L’exposition-phare de l’Année Vauban, organisée dans la citadelle de Mont-Dauphin, combine propos scientifique et travaux pratiques. Elle met en exergue le bâtisseur, mais aussi l’écrivain et le savant.
Le temps paraît s’y être arrêté. Perchée à 1 000 mètres d’altitude sur le plateau de Millaures (mille vents), en surplomb de la vallée de la Durance dont elle contrôle le passage, et encerclée par les contreforts du Queyras, la citadelle de Mont-Dauphin (Hautes-Alpes) tient aujourd’hui davantage du lieu de retraite que de la place dévolue à l’action militaire. Situé à quelques encablures de Briançon, autre construction de Vauban (1633-1707), le site n’a, de fait, jamais subi le coup de feu. Seule une bombe lâchée par un avion italien, en 1940, y a provoqué quelques dégâts. Construite de 1694 à 1704 sous la direction du commissaire aux fortifications de Louis XIV pour résister aux incursions des Savoyards, la citadelle de Mont-Dauphin a presque immédiatement perdu de son utilité : en 1713, le traité d’Utrecht, qui entérine la fin de la guerre de Succession d’Espagne, a pour conséquence un recul de la frontière de 10 kilomètres. Mobilisé sur ce front par Louis XIV, Vauban s’y était aussi cassé les dents : terrain difficilement exploitable pour son matériau – du poudingue, un agglomérat de cailloux enveloppé de terre et de sable – ; nécessité de construire un autre ouvrage sur le plateau d’en face, plus élevé que la citadelle ; et enfin échec de son projet d’y implanter une ville neuve, comme à Neuf-Brisach, en Alsace, en dépit d’incitations fiscales. Pour quelle raison fallait-il construire une ville dans cet endroit reculé, à l’écart des axes commerciaux ? « Pour tenter de fixer les soldats dans la garnison, en leur offrant une vie sociale, et éviter le phénomène de désertion, explique Daniel Sautai, administrateur de la place forte. Mais l’autre raison, inavouée, était d’y implanter un bastion catholique en terres protestantes. » Aujourd’hui, c’est ce double échec militaire et urbain qui fait l’intérêt de la place. N’ayant jamais subi de faits d’armes, celle-ci a été figée dans cet état d’inachèvement, vaste enceinte protégeant d’élégants casernements, quelques maisons et une église non terminés, les interstices étant comblés par des espaces verts. Seules quelques adjonctions ont été construites au XVIIIe siècle – dont la très belle caserne Rochambeau avec sa charpente à la Philibert Delorme –, un arrêté de classement au titre des monuments historiques datant de 1966 interdisant toute construction neuve.

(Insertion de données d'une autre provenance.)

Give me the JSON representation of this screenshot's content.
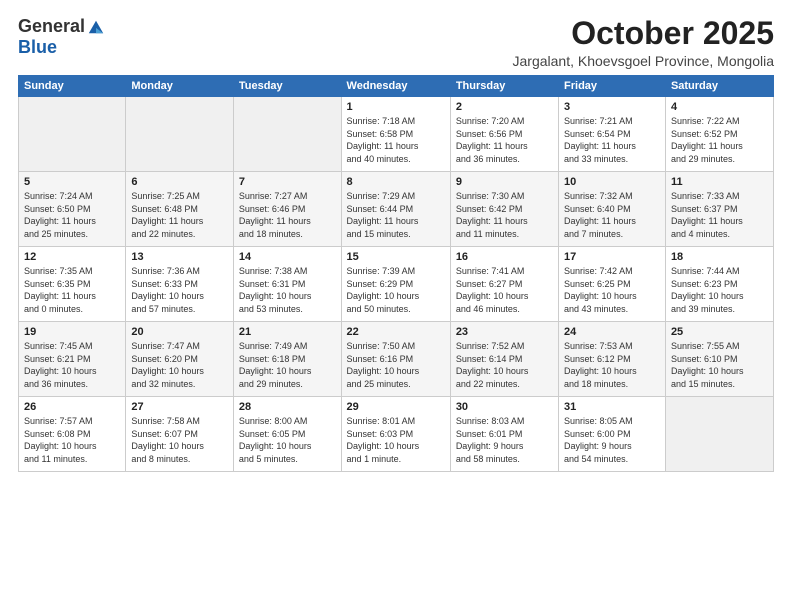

Outre l’atmosphère étrange qui règne dans cette position de repli, où vivent une centaine d’habitants parmi lesquels certains avouent rechercher cette « insularité montagnarde », Mont-Dauphin est de facto un excellent cas pratique pour qui souhaite comprendre la logique des constructions de Vauban. En cette année du tricentenaire de sa mort et de la candidature de la citadelle à une inscription à l’Unesco, la place a fait partiellement peau neuve (remparts et bâtiments restaurés), la préoccupation constante de son administrateur étant de lutter contre une végétation envahissante et destructrice. La tenue de l’exposition-phare des manifestations de cette Année Vauban y a contribué, offrant la possibilité de proposer de nouveaux parcours de découverte du site.
Son meilleur commissaire
L’accès sur place s’effectue par le glacis nord-est. Là, le visiteur s’engage dans une tranchée d’attaque restituée d’après le Traité de l’attaque des places de Vauban, une publication posthume. « Il ne s’agissait pas de produire une reconstitution historique, explique Guillaume Monsaingeon, co-commissaire de l’exposition, car il n’y a jamais eu de siège à Mont-Dauphin, mais plutôt de faire comprendre la logique de la guerre de siège. » Placé dans la posture de l’assiégeant, le visiteur progresse dans les tranchées en zigzag, un tracé qui répond à la complexité des formes du bastion. « L’avancée dans les tranchées se fait sans jamais voir la citadelle, sauf après avoir atteint le but, c’est-à-dire être parvenu aux fossés et avoir entrepris la sape de l’escarpe », poursuit Guillaume Monsaingeon. Après un parcours au pied de l’enceinte, le visiteur chemine jusqu’à l’arsenal, où se tient une exposition ambitieuse réunissant archives, peintures, objets militaires ou scientifiques, projets, plans…, destinés à présenter une autre facette de la personnalité de Vauban. Certes l’homme était un militaire accompli, rompu aux sièges où il s’était souvent illustré et desquels Louis XIV voulait l’éloigner, de peur d’y perdre son meilleur commissaire aux fortifications. Mais il était aussi un intellectuel annonçant les curiosités des Lumières, touchant à la science et à la sociologie. Le portrait dit « de l’Élysée » – car conservé d’ordinaire dans le bunker du palais présidentiel – en donne une bonne image : peint en costume d’apparat, et tenant à la fois un verre à pied et une poire à poudre, Vauban y prend la posture de l’aristocrate. La tache brune qui noircit sa joue, signe d’une blessure par balle considérée, d’ordinaire, comme un attribut de valeur guerrière, y est par ailleurs estompée. Les documents présentés, parmi lesquels des pièces inédites provenant des archives familiales encore conservées au château de Rosanbo (Côtes-d’Armor), illustrent les multiples centres d’intérêt de Vauban, toujours empreints d’un même souci : la grandeur du royaume. « Vauban n’est pas un écrivain à la plume facile, mais un laborieux qui rumine les observations et les idées qui le questionnent pour les transformer en projets qu’il veut solidement argumentés », écrit Michèle Virol dans l’ouvrage de référence qui accompagne l’exposition.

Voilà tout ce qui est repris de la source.